On Colorado’s Front Range this summer, I explored a new trail and ended up bushwhacking during a 30-mile training run. I’m now convinced it’s called bushwhacking because of the constant bushes that whacked me in the face. When I recounted my adventure to my wife, she said she would have cried. I also wanted to cry during that run, but since it wouldn’t have done any good, I kept going.

Now, lying in the bushes at mile 44 with only a handful of miles left in my race, I turned to God, not to give me strength, but rather, direction. Do I push the SOS button and wait for search and rescue to arrive and carry me to town, or do I somehow push forward? His answer: I want to run this race with you. I’d first heard that phrase six months earlier when I asked if I should run this particular race. He had been there all along, telling me slow and steady and keep going.

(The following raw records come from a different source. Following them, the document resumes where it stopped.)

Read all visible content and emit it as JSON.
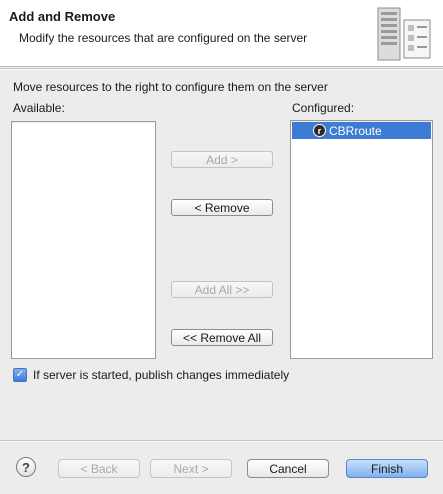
{
  "header": {
    "title": "Add and Remove",
    "subtitle": "Modify the resources that are configured on the server",
    "icon": "server-wizard-icon"
  },
  "body": {
    "instructions": "Move resources to the right to configure them on the server",
    "available_label": "Available:",
    "configured_label": "Configured:",
    "available_items": [],
    "configured_items": [
      {
        "label": "CBRroute",
        "icon": "route-icon",
        "icon_glyph": "r",
        "selected": true
      }
    ],
    "buttons": {
      "add": "Add >",
      "remove": "< Remove",
      "add_all": "Add All >>",
      "remove_all": "<< Remove All"
    },
    "publish_checkbox": {
      "label": "If server is started, publish changes immediately",
      "checked": true
    }
  },
  "footer": {
    "help": "?",
    "back": "< Back",
    "next": "Next >",
    "cancel": "Cancel",
    "finish": "Finish"
  },
  "colors": {
    "selection": "#3d7bd4",
    "default_button": "#7fb2ee",
    "dialog_bg": "#ececec"
  }
}
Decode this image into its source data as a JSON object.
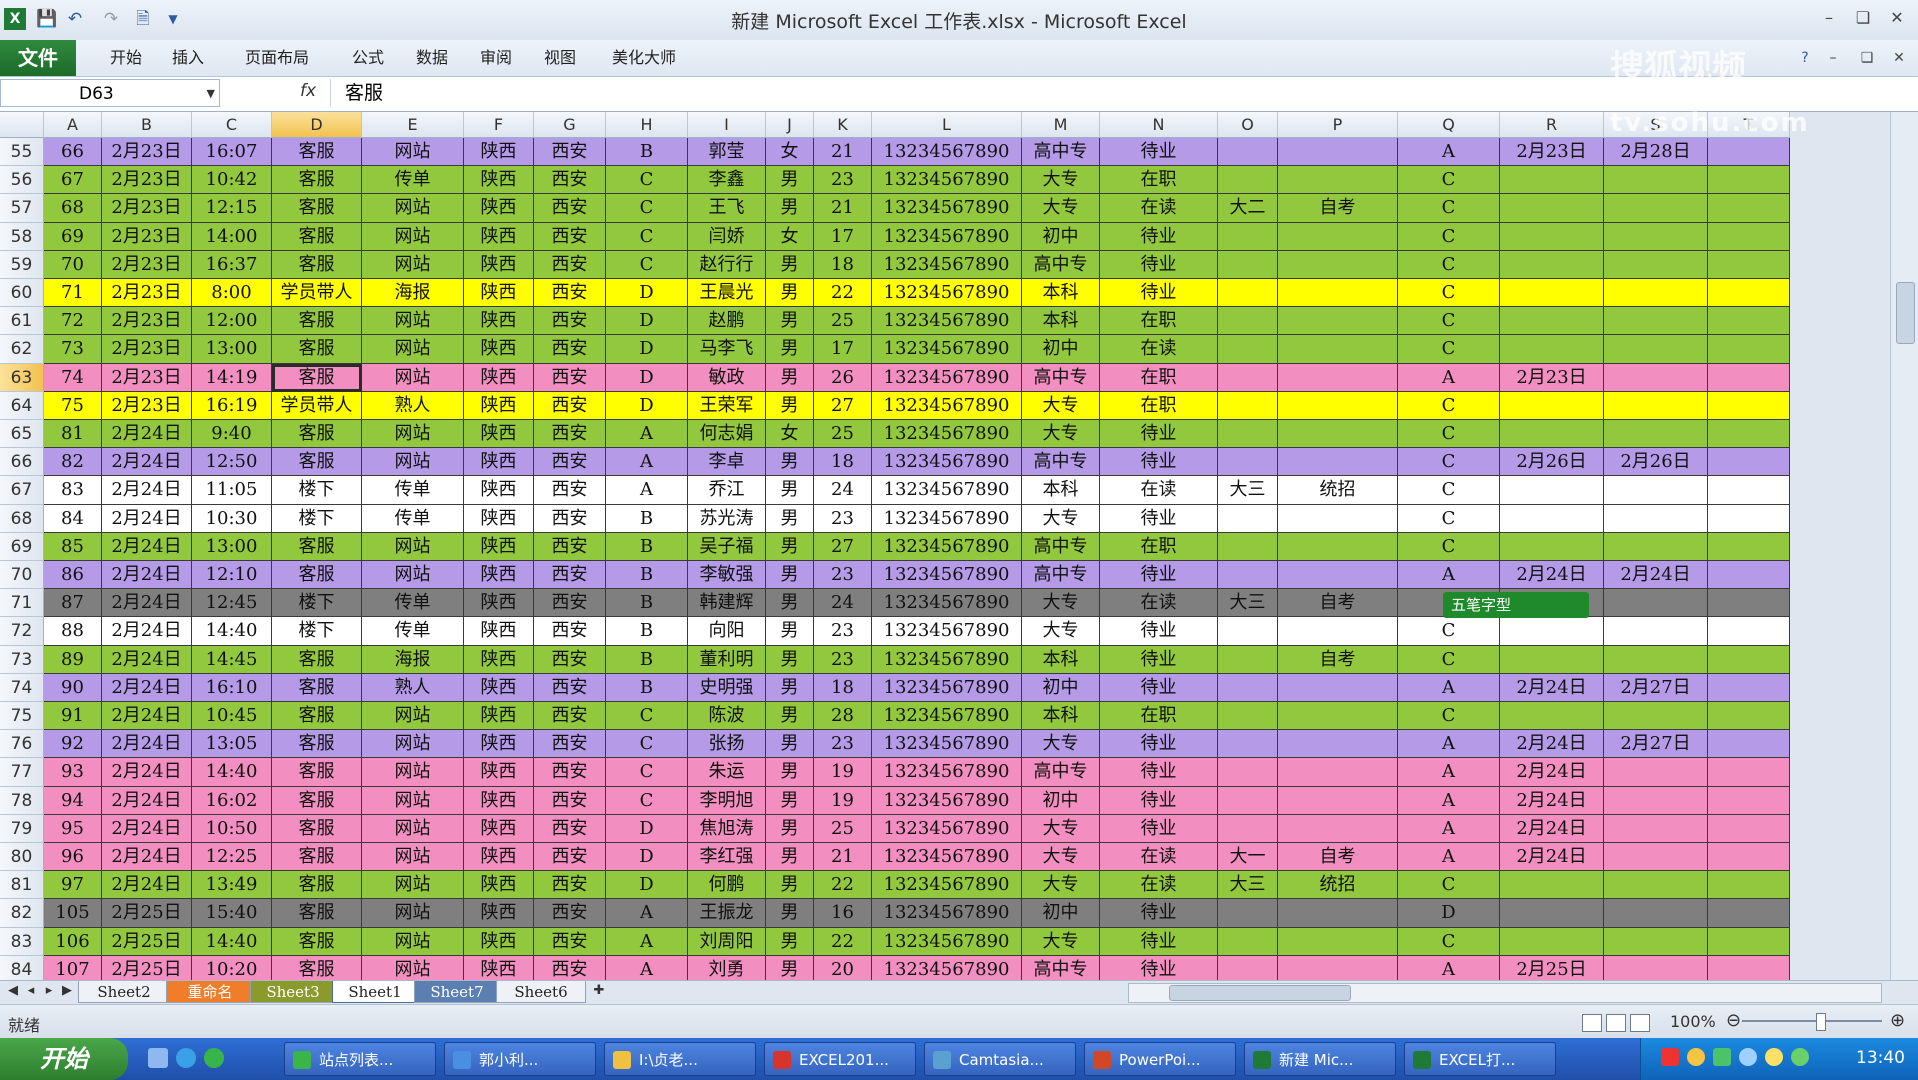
{
  "window": {
    "title": "新建 Microsoft Excel 工作表.xlsx - Microsoft Excel",
    "watermark_main": "搜狐视频",
    "watermark_url": "tv.sohu.com"
  },
  "ribbon": {
    "file_tab": "文件",
    "tabs": [
      "开始",
      "插入",
      "页面布局",
      "公式",
      "数据",
      "审阅",
      "视图",
      "美化大师"
    ]
  },
  "formula_bar": {
    "name_box": "D63",
    "fx": "fx",
    "content": "客服"
  },
  "columns": [
    "A",
    "B",
    "C",
    "D",
    "E",
    "F",
    "G",
    "H",
    "I",
    "J",
    "K",
    "L",
    "M",
    "N",
    "O",
    "P",
    "Q",
    "R",
    "S",
    "T"
  ],
  "selected_column": "D",
  "selected_row": "63",
  "colors": {
    "purple": "#b59ae8",
    "green": "#92c83e",
    "yellow": "#ffff00",
    "pink": "#f28fc0",
    "white": "#ffffff",
    "gray": "#7f7f7f"
  },
  "rows": [
    {
      "row": "55",
      "color": "purple",
      "cells": [
        "66",
        "2月23日",
        "16:07",
        "客服",
        "网站",
        "陕西",
        "西安",
        "B",
        "郭莹",
        "女",
        "21",
        "13234567890",
        "高中专",
        "待业",
        "",
        "",
        "A",
        "2月23日",
        "2月28日",
        ""
      ]
    },
    {
      "row": "56",
      "color": "green",
      "cells": [
        "67",
        "2月23日",
        "10:42",
        "客服",
        "传单",
        "陕西",
        "西安",
        "C",
        "李鑫",
        "男",
        "23",
        "13234567890",
        "大专",
        "在职",
        "",
        "",
        "C",
        "",
        "",
        ""
      ]
    },
    {
      "row": "57",
      "color": "green",
      "cells": [
        "68",
        "2月23日",
        "12:15",
        "客服",
        "网站",
        "陕西",
        "西安",
        "C",
        "王飞",
        "男",
        "21",
        "13234567890",
        "大专",
        "在读",
        "大二",
        "自考",
        "C",
        "",
        "",
        ""
      ]
    },
    {
      "row": "58",
      "color": "green",
      "cells": [
        "69",
        "2月23日",
        "14:00",
        "客服",
        "网站",
        "陕西",
        "西安",
        "C",
        "闫娇",
        "女",
        "17",
        "13234567890",
        "初中",
        "待业",
        "",
        "",
        "C",
        "",
        "",
        ""
      ]
    },
    {
      "row": "59",
      "color": "green",
      "cells": [
        "70",
        "2月23日",
        "16:37",
        "客服",
        "网站",
        "陕西",
        "西安",
        "C",
        "赵行行",
        "男",
        "18",
        "13234567890",
        "高中专",
        "待业",
        "",
        "",
        "C",
        "",
        "",
        ""
      ]
    },
    {
      "row": "60",
      "color": "yellow",
      "cells": [
        "71",
        "2月23日",
        "8:00",
        "学员带人",
        "海报",
        "陕西",
        "西安",
        "D",
        "王晨光",
        "男",
        "22",
        "13234567890",
        "本科",
        "待业",
        "",
        "",
        "C",
        "",
        "",
        ""
      ]
    },
    {
      "row": "61",
      "color": "green",
      "cells": [
        "72",
        "2月23日",
        "12:00",
        "客服",
        "网站",
        "陕西",
        "西安",
        "D",
        "赵鹏",
        "男",
        "25",
        "13234567890",
        "本科",
        "在职",
        "",
        "",
        "C",
        "",
        "",
        ""
      ]
    },
    {
      "row": "62",
      "color": "green",
      "cells": [
        "73",
        "2月23日",
        "13:00",
        "客服",
        "网站",
        "陕西",
        "西安",
        "D",
        "马李飞",
        "男",
        "17",
        "13234567890",
        "初中",
        "在读",
        "",
        "",
        "C",
        "",
        "",
        ""
      ]
    },
    {
      "row": "63",
      "color": "pink",
      "cells": [
        "74",
        "2月23日",
        "14:19",
        "客服",
        "网站",
        "陕西",
        "西安",
        "D",
        "敏政",
        "男",
        "26",
        "13234567890",
        "高中专",
        "在职",
        "",
        "",
        "A",
        "2月23日",
        "",
        ""
      ]
    },
    {
      "row": "64",
      "color": "yellow",
      "cells": [
        "75",
        "2月23日",
        "16:19",
        "学员带人",
        "熟人",
        "陕西",
        "西安",
        "D",
        "王荣军",
        "男",
        "27",
        "13234567890",
        "大专",
        "在职",
        "",
        "",
        "C",
        "",
        "",
        ""
      ]
    },
    {
      "row": "65",
      "color": "green",
      "cells": [
        "81",
        "2月24日",
        "9:40",
        "客服",
        "网站",
        "陕西",
        "西安",
        "A",
        "何志娟",
        "女",
        "25",
        "13234567890",
        "大专",
        "待业",
        "",
        "",
        "C",
        "",
        "",
        ""
      ]
    },
    {
      "row": "66",
      "color": "purple",
      "cells": [
        "82",
        "2月24日",
        "12:50",
        "客服",
        "网站",
        "陕西",
        "西安",
        "A",
        "李卓",
        "男",
        "18",
        "13234567890",
        "高中专",
        "待业",
        "",
        "",
        "C",
        "2月26日",
        "2月26日",
        ""
      ]
    },
    {
      "row": "67",
      "color": "white",
      "cells": [
        "83",
        "2月24日",
        "11:05",
        "楼下",
        "传单",
        "陕西",
        "西安",
        "A",
        "乔江",
        "男",
        "24",
        "13234567890",
        "本科",
        "在读",
        "大三",
        "统招",
        "C",
        "",
        "",
        ""
      ]
    },
    {
      "row": "68",
      "color": "white",
      "cells": [
        "84",
        "2月24日",
        "10:30",
        "楼下",
        "传单",
        "陕西",
        "西安",
        "B",
        "苏光涛",
        "男",
        "23",
        "13234567890",
        "大专",
        "待业",
        "",
        "",
        "C",
        "",
        "",
        ""
      ]
    },
    {
      "row": "69",
      "color": "green",
      "cells": [
        "85",
        "2月24日",
        "13:00",
        "客服",
        "网站",
        "陕西",
        "西安",
        "B",
        "吴子福",
        "男",
        "27",
        "13234567890",
        "高中专",
        "在职",
        "",
        "",
        "C",
        "",
        "",
        ""
      ]
    },
    {
      "row": "70",
      "color": "purple",
      "cells": [
        "86",
        "2月24日",
        "12:10",
        "客服",
        "网站",
        "陕西",
        "西安",
        "B",
        "李敏强",
        "男",
        "23",
        "13234567890",
        "高中专",
        "待业",
        "",
        "",
        "A",
        "2月24日",
        "2月24日",
        ""
      ]
    },
    {
      "row": "71",
      "color": "gray",
      "cells": [
        "87",
        "2月24日",
        "12:45",
        "楼下",
        "传单",
        "陕西",
        "西安",
        "B",
        "韩建辉",
        "男",
        "24",
        "13234567890",
        "大专",
        "在读",
        "大三",
        "自考",
        "",
        "",
        "",
        ""
      ]
    },
    {
      "row": "72",
      "color": "white",
      "cells": [
        "88",
        "2月24日",
        "14:40",
        "楼下",
        "传单",
        "陕西",
        "西安",
        "B",
        "向阳",
        "男",
        "23",
        "13234567890",
        "大专",
        "待业",
        "",
        "",
        "C",
        "",
        "",
        ""
      ]
    },
    {
      "row": "73",
      "color": "green",
      "cells": [
        "89",
        "2月24日",
        "14:45",
        "客服",
        "海报",
        "陕西",
        "西安",
        "B",
        "董利明",
        "男",
        "23",
        "13234567890",
        "本科",
        "待业",
        "",
        "自考",
        "C",
        "",
        "",
        ""
      ]
    },
    {
      "row": "74",
      "color": "purple",
      "cells": [
        "90",
        "2月24日",
        "16:10",
        "客服",
        "熟人",
        "陕西",
        "西安",
        "B",
        "史明强",
        "男",
        "18",
        "13234567890",
        "初中",
        "待业",
        "",
        "",
        "A",
        "2月24日",
        "2月27日",
        ""
      ]
    },
    {
      "row": "75",
      "color": "green",
      "cells": [
        "91",
        "2月24日",
        "10:45",
        "客服",
        "网站",
        "陕西",
        "西安",
        "C",
        "陈波",
        "男",
        "28",
        "13234567890",
        "本科",
        "在职",
        "",
        "",
        "C",
        "",
        "",
        ""
      ]
    },
    {
      "row": "76",
      "color": "purple",
      "cells": [
        "92",
        "2月24日",
        "13:05",
        "客服",
        "网站",
        "陕西",
        "西安",
        "C",
        "张扬",
        "男",
        "23",
        "13234567890",
        "大专",
        "待业",
        "",
        "",
        "A",
        "2月24日",
        "2月27日",
        ""
      ]
    },
    {
      "row": "77",
      "color": "pink",
      "cells": [
        "93",
        "2月24日",
        "14:40",
        "客服",
        "网站",
        "陕西",
        "西安",
        "C",
        "朱运",
        "男",
        "19",
        "13234567890",
        "高中专",
        "待业",
        "",
        "",
        "A",
        "2月24日",
        "",
        ""
      ]
    },
    {
      "row": "78",
      "color": "pink",
      "cells": [
        "94",
        "2月24日",
        "16:02",
        "客服",
        "网站",
        "陕西",
        "西安",
        "C",
        "李明旭",
        "男",
        "19",
        "13234567890",
        "初中",
        "待业",
        "",
        "",
        "A",
        "2月24日",
        "",
        ""
      ]
    },
    {
      "row": "79",
      "color": "pink",
      "cells": [
        "95",
        "2月24日",
        "10:50",
        "客服",
        "网站",
        "陕西",
        "西安",
        "D",
        "焦旭涛",
        "男",
        "25",
        "13234567890",
        "大专",
        "待业",
        "",
        "",
        "A",
        "2月24日",
        "",
        ""
      ]
    },
    {
      "row": "80",
      "color": "pink",
      "cells": [
        "96",
        "2月24日",
        "12:25",
        "客服",
        "网站",
        "陕西",
        "西安",
        "D",
        "李红强",
        "男",
        "21",
        "13234567890",
        "大专",
        "在读",
        "大一",
        "自考",
        "A",
        "2月24日",
        "",
        ""
      ]
    },
    {
      "row": "81",
      "color": "green",
      "cells": [
        "97",
        "2月24日",
        "13:49",
        "客服",
        "网站",
        "陕西",
        "西安",
        "D",
        "何鹏",
        "男",
        "22",
        "13234567890",
        "大专",
        "在读",
        "大三",
        "统招",
        "C",
        "",
        "",
        ""
      ]
    },
    {
      "row": "82",
      "color": "gray",
      "cells": [
        "105",
        "2月25日",
        "15:40",
        "客服",
        "网站",
        "陕西",
        "西安",
        "A",
        "王振龙",
        "男",
        "16",
        "13234567890",
        "初中",
        "待业",
        "",
        "",
        "D",
        "",
        "",
        ""
      ]
    },
    {
      "row": "83",
      "color": "green",
      "cells": [
        "106",
        "2月25日",
        "14:40",
        "客服",
        "网站",
        "陕西",
        "西安",
        "A",
        "刘周阳",
        "男",
        "22",
        "13234567890",
        "大专",
        "待业",
        "",
        "",
        "C",
        "",
        "",
        ""
      ]
    },
    {
      "row": "84",
      "color": "pink",
      "cells": [
        "107",
        "2月25日",
        "10:20",
        "客服",
        "网站",
        "陕西",
        "西安",
        "A",
        "刘勇",
        "男",
        "20",
        "13234567890",
        "高中专",
        "待业",
        "",
        "",
        "A",
        "2月25日",
        "",
        ""
      ]
    }
  ],
  "ime_popup": "五笔字型",
  "sheet_tabs": [
    {
      "label": "Sheet2",
      "style": "plain"
    },
    {
      "label": "重命名",
      "style": "orange"
    },
    {
      "label": "Sheet3",
      "style": "olive"
    },
    {
      "label": "Sheet1",
      "style": "active"
    },
    {
      "label": "Sheet7",
      "style": "blue"
    },
    {
      "label": "Sheet6",
      "style": "plain"
    }
  ],
  "status": {
    "ready": "就绪",
    "zoom": "100%"
  },
  "taskbar": {
    "start": "开始",
    "tasks": [
      "站点列表...",
      "郭小利...",
      "I:\\贞老...",
      "EXCEL201...",
      "Camtasia...",
      "PowerPoi...",
      "新建 Mic...",
      "EXCEL打..."
    ],
    "clock": "13:40"
  }
}
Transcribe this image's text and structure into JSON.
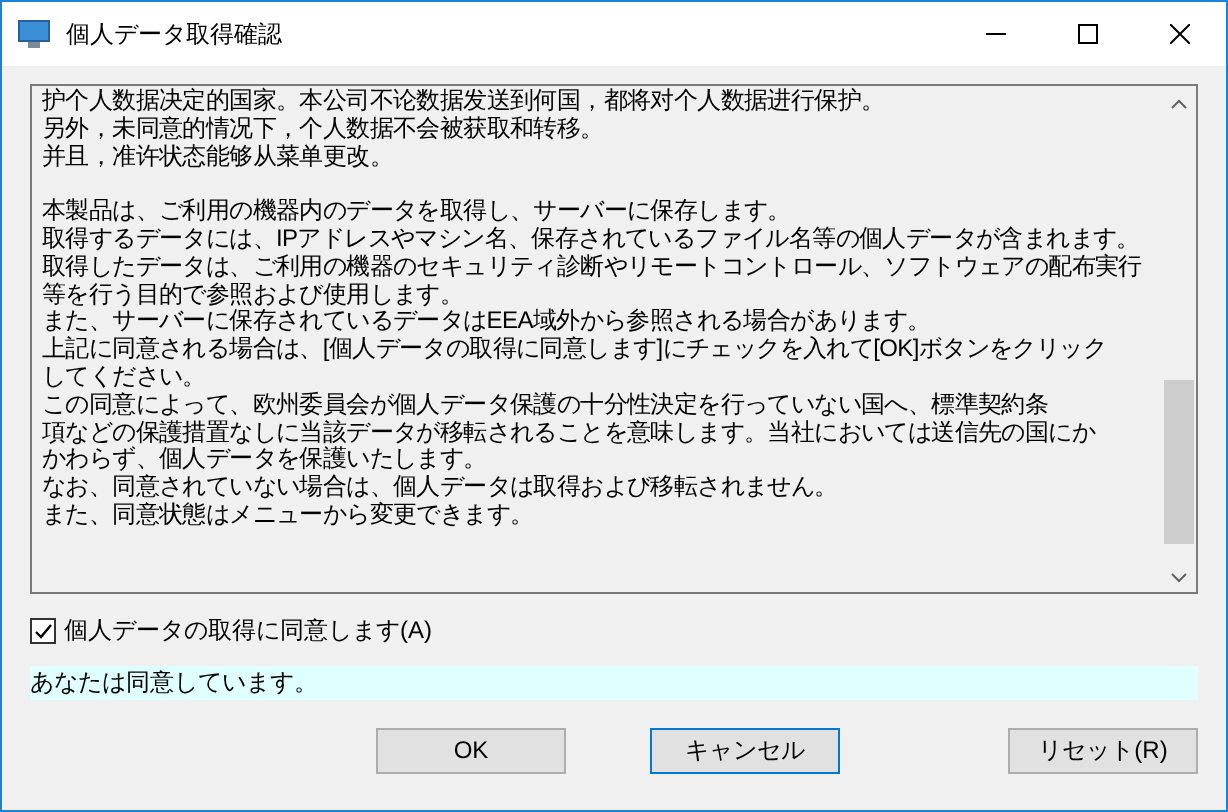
{
  "window": {
    "title": "個人データ取得確認"
  },
  "notice": {
    "paragraphs": [
      [
        "护个人数据决定的国家。本公司不论数据发送到何国，都将对个人数据进行保护。",
        "另外，未同意的情况下，个人数据不会被获取和转移。",
        "并且，准许状态能够从菜单更改。"
      ],
      [
        "本製品は、ご利用の機器内のデータを取得し、サーバーに保存します。",
        "取得するデータには、IPアドレスやマシン名、保存されているファイル名等の個人データが含まれます。",
        "取得したデータは、ご利用の機器のセキュリティ診断やリモートコントロール、ソフトウェアの配布実行",
        "等を行う目的で参照および使用します。",
        "また、サーバーに保存されているデータはEEA域外から参照される場合があります。",
        "上記に同意される場合は、[個人データの取得に同意します]にチェックを入れて[OK]ボタンをクリック",
        "してください。",
        "この同意によって、欧州委員会が個人データ保護の十分性決定を行っていない国へ、標準契約条",
        "項などの保護措置なしに当該データが移転されることを意味します。当社においては送信先の国にか",
        "かわらず、個人データを保護いたします。",
        "なお、同意されていない場合は、個人データは取得および移転されません。",
        "また、同意状態はメニューから変更できます。"
      ]
    ]
  },
  "consent": {
    "label": "個人データの取得に同意します(A)",
    "checked": true
  },
  "status": "あなたは同意しています。",
  "buttons": [
    {
      "label": "OK",
      "focused": false
    },
    {
      "label": "キャンセル",
      "focused": true
    },
    {
      "label": "リセット(R)",
      "focused": false
    }
  ]
}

Ultrarunning has also taught me to rely more on others, which is not my normal. The long distances make me aware that I need others, from aid station volunteers and medical staff to my friends and family who selflessly give their time during long weekends to my success. And then there’s God, who wants to father me through running. Rarely does a long run go by where I don’t feel his Spirit urging me to keep going, a smile on his face as we finish together, hours after the leaders have already finished their first or second beers.

Soon I’ll run my longest race yet—64 miles. My family and friends will be there to crew. Volunteers will be offering water and snacks at aid stations. My wife hopes to run the last two miles with me. And through it all, I get to run for 18 hours with my Father by my side and a smile on his face.